To stay with the documentary form, the spectacular România Neîmlânzită/Untamed Romania is also still screening after having premiered in March; I assume because it has been commissioned for the occasion of the Centenary and the year is still on. It is an eye-popping look at Romanian’s nature and wildlife and very much worth your time. You can find more details on the film here.

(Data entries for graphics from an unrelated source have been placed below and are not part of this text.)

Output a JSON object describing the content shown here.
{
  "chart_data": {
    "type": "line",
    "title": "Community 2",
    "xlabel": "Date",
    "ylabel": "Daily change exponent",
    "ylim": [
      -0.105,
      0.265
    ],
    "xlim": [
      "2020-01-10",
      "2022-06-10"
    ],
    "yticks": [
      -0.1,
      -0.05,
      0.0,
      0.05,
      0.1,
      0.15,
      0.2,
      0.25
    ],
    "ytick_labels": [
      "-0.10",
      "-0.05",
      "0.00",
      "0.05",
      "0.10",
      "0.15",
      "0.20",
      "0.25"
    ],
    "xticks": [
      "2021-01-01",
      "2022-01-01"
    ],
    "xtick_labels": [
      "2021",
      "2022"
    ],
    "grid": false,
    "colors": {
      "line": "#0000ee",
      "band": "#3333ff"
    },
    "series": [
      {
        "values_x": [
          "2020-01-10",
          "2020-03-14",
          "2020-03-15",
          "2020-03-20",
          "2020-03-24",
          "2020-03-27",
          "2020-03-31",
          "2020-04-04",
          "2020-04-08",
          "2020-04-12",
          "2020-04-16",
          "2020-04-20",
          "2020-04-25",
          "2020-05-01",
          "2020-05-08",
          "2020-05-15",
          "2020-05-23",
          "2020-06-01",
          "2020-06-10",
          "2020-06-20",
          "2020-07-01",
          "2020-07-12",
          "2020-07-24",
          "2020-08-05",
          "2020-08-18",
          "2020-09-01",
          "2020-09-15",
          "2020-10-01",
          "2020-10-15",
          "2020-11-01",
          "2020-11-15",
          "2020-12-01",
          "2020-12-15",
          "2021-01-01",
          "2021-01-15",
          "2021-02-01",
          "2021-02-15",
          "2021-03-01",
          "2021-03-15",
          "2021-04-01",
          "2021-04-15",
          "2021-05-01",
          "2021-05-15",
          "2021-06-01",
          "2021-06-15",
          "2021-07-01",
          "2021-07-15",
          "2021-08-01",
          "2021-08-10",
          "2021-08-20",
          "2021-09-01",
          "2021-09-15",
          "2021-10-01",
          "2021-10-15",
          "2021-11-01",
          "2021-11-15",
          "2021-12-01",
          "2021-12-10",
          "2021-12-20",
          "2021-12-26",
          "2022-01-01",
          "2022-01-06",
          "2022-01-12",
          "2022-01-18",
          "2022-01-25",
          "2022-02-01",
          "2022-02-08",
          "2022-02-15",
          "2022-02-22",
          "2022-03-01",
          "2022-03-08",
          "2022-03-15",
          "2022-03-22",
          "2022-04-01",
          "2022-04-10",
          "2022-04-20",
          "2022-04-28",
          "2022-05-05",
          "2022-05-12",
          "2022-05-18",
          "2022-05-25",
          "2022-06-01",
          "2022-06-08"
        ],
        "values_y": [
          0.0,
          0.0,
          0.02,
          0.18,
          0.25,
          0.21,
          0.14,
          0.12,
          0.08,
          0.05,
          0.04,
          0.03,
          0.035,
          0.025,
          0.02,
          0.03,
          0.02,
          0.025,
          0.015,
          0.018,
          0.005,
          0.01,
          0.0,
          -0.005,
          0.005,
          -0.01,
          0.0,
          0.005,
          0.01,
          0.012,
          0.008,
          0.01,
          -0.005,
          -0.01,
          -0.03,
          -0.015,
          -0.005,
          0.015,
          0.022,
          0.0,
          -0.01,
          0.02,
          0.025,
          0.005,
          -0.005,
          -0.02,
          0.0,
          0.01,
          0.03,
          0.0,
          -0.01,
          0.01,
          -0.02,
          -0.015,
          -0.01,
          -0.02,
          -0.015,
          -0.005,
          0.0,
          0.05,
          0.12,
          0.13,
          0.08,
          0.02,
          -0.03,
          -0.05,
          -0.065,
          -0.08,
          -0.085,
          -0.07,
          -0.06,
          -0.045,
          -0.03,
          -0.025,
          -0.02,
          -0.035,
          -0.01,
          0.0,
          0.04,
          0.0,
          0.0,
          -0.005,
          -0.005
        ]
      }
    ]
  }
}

Finally, Bogdan Theodor Olteanu’s Câteva conversații despre o fată foarte înaltă/Several Conversations about a Very Tall Girl has already been making the rounds as the “lesbian movie”, which is of course a crass simplification of an insightful look at love, identity, and a young, urban generation not afraid to be who they are, but still struggling with notions of “tradition” and “propriety”. It is also not strictly speaking the first Romanian film on sapphic love, but it is indeed the first one to handle the topic so overtly, and in such an assured and unapologetic manner. It is the story of two young women getting to know each other online and discovering they have a former lover in common, namely the eponymous tall lady. They meet, and a tentative romance begins, but there are so many factors that might endanger the newly formed bond.
All four features are currently screened in Bucharest and in several cities throughout the country. Various film festivals feature them, and for the regular cinema programme, you can check the dates and locations on Cinemagia.ro.